The TIRCC Breakfast & Other Thoughts

First, let me say, as someone who has been sucked into boring, long meetings designed to break your soul, whoever put together the TIRCC breakfast is a miracle workers.  It really was just an hour (a little less, if I’m remembering it right) and it was light and informative, with some serious notes thrown in there to remind folks what it is their supporting and why.

But what got me thinking was how folks were talking about the awesomeness of diversity and what great additions immigrants make to our community.  Of course, I believe this to be true.  And they also talked about the important work they do to help the communities that receive these immigrants to deal with the influx of new people successfully.

Because, of course, as we all know, that’s been the hard part.

(As a side note, they showed this brief film and in the film was a segment where a couple of women with their small children were sitting around talking about how afraid they were of police raids and of the police in general, and it kind of made me want to throw up.)

But the whole thing got me thinking again about the rapid changes in my neighborhood, both on my side of 440 and on the side closer to West End.  Our side of the interstate is, with the exception of the big houses along Murphy Road, a typical working class-looking neighborhood in Nashville.  We have some a couple of apartment buildings, some houses that have been broken up into apartments, some modest-sized family homes, a bunch of those post-war Monopoly-house houses and a few tiny shotgun shacks.

On the other side of 440, there were more modest-sized family homes, quite a few condos that are just a step up from what we live in and quite a few apartment buildings.  All priced, though, so that people like us could afford to live here.

There’s a general problem with all of the houses in my neighborhood, which one of my co-workers discovered when she was looking to buy over here.  The bigger old houses tend to have really shitty foundations and tend to be held up by what appears to be glorified firewood–bark still on and everything.

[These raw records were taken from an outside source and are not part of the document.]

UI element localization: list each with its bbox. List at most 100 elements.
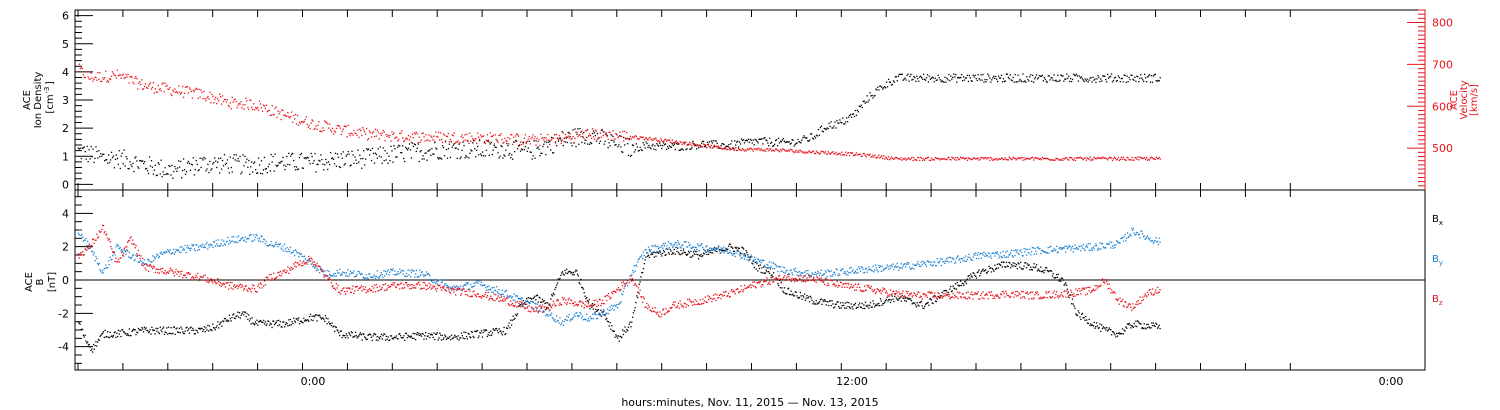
by-point <box>1137 234 1140 236</box>
by-point <box>281 248 283 251</box>
bx-point <box>898 298 900 300</box>
bz-point <box>85 248 87 251</box>
velocity-point <box>980 156 982 159</box>
by-point <box>1028 252 1030 254</box>
velocity-point <box>386 135 388 138</box>
bx-point <box>1134 325 1136 327</box>
velocity-point <box>321 130 323 133</box>
density-point <box>629 155 632 157</box>
by-point <box>1001 256 1004 259</box>
velocity-point <box>322 127 324 129</box>
bx-point <box>546 302 549 304</box>
bx-point <box>1028 264 1030 266</box>
by-point <box>986 255 988 257</box>
density-point <box>991 79 993 81</box>
density-point <box>179 166 181 168</box>
density-point <box>711 142 713 144</box>
by-point <box>134 258 136 261</box>
velocity-point <box>1072 159 1075 161</box>
by-point <box>870 269 872 272</box>
by-point <box>264 242 267 245</box>
by-point <box>580 313 582 315</box>
bx-point <box>551 294 553 296</box>
density-point <box>479 153 482 155</box>
density-point <box>994 77 996 80</box>
density-point <box>640 149 642 151</box>
velocity-point <box>637 138 639 140</box>
bx-point <box>233 317 236 319</box>
density-point <box>470 149 472 151</box>
by-point <box>786 269 788 271</box>
bx-point <box>1116 335 1119 337</box>
bx-point <box>852 308 854 310</box>
bx-point <box>410 335 413 337</box>
velocity-point <box>618 136 620 138</box>
by-point <box>1134 234 1136 236</box>
bx-point <box>793 295 795 297</box>
bx-point <box>837 300 839 303</box>
velocity-point <box>305 116 307 118</box>
velocity-point <box>227 104 230 107</box>
bx-point <box>141 327 143 329</box>
velocity-point <box>513 136 515 139</box>
density-point <box>126 158 128 160</box>
by-point <box>728 252 731 254</box>
bx-point <box>678 253 681 255</box>
bx-point <box>797 297 799 299</box>
by-point <box>793 268 795 270</box>
by-point <box>249 234 252 236</box>
by-point <box>279 243 282 245</box>
by-point <box>331 274 333 277</box>
density-point <box>1002 78 1005 80</box>
density-point <box>233 154 235 156</box>
velocity-point <box>334 131 337 133</box>
bx-point <box>416 332 418 334</box>
density-point <box>613 141 615 143</box>
velocity-point <box>210 102 212 104</box>
by-point <box>980 257 983 259</box>
by-point <box>868 268 871 270</box>
bx-point <box>1101 327 1104 330</box>
velocity-point <box>328 127 330 129</box>
bx-point <box>421 332 423 335</box>
velocity-point <box>92 80 94 82</box>
by-point <box>1052 249 1054 252</box>
bx-point <box>122 329 124 331</box>
by-point <box>377 276 379 279</box>
by-point <box>1092 246 1094 249</box>
bx-point <box>514 317 516 320</box>
velocity-point <box>866 153 868 156</box>
bx-point <box>997 267 999 269</box>
density-point <box>898 73 900 76</box>
density-point <box>528 140 530 142</box>
velocity-point <box>1075 157 1078 159</box>
bx-point <box>736 246 738 249</box>
bx-point <box>813 301 815 303</box>
velocity-point <box>522 143 525 145</box>
by-point <box>400 270 403 272</box>
bx-point <box>392 338 394 340</box>
velocity-point <box>161 83 163 85</box>
density-point <box>384 150 386 152</box>
by-point <box>1155 237 1157 239</box>
velocity-point <box>641 136 643 139</box>
velocity-point <box>744 149 747 151</box>
density-point <box>380 156 382 158</box>
by-point <box>1038 248 1040 250</box>
by-point <box>322 269 324 271</box>
velocity-point <box>1036 157 1039 159</box>
by-point <box>228 239 231 241</box>
bx-point <box>836 301 838 303</box>
bz-point <box>88 243 90 245</box>
bx-point <box>91 351 94 353</box>
bx-point <box>422 333 424 335</box>
density-point <box>106 162 109 164</box>
density-point <box>986 78 988 81</box>
by-point <box>891 265 893 268</box>
velocity-point <box>1147 158 1150 160</box>
by-point <box>1145 237 1147 239</box>
velocity-point <box>488 141 490 143</box>
velocity-point <box>495 138 497 140</box>
density-point <box>778 142 781 144</box>
bx-point <box>430 333 433 335</box>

I think there was a moment when homeowners in my neighborhood wondered if they could benefit from the gentrification trend going on in other parts of town.  So, for instance, the house that my co-worker looked at, when she looked at it, was listed for $210,000.  Considering the surrounding neighborhoods, that’s not unreasonable.  Considering the problems with the foundation, it was.

I hear that house sold this spring to a developer for $300,000.

It’s sitting empty, waiting to be torn down.

I’m sure that most of the new, high priced condos in my neighborhood are, at best, half full.

(I’m sure we’ve all heard rumors about how empty some of the new growth closer to downtown is, too, but I can’t speak to that personally.)

I have often wondered who’s buying these condos.

But sitting at breakfast, I began to wonder if I was missing the point.  Maybe the point is who is not buying the houses that used to be there.

I mean, let’s be honest, it doesn’t matter how close to work it is, we’re still not at the point here in Nashville where you’re going to get more than $75,000 for a three room shot-gun shack with no air conditioning.  I mean, no one who intends to live in that house would pay you more than that for it.  That house cannot be gentrified.

So, who would buy it?  Just across the street and two empty lots away from the $500,000 condos that are still half empty?

If you’re trying to create a neighborhood where rich people can experience urban but not too urban life, doesn’t it behoove you to shut down the possibility of the neighborhood becoming something else?

Deliberately keeping properties bought up and empty will do that.

I probably should have figured that out sooner.

Right now, in my neighborhood, I think this is about economics.  This is like a little donut-hole of regularness in the middle of a lot of wealth.  Transforming it so that it matches what’s going on down West End or closer to Vandy makes sense, especially if you’re convinced that you can afford to hold onto the empty housing until people whose lives and income match what’s going on down West End discover you and decide to buy in.

But it makes it a bitch for diversity, doesn’t it?

One thought on “The TIRCC Breakfast & Other Thoughts

  1. B, I think you may be reading too much intelligent planning into the situation. Never rule out the combination of greed and people not being quite as smart as they think they are when it comes to real estate.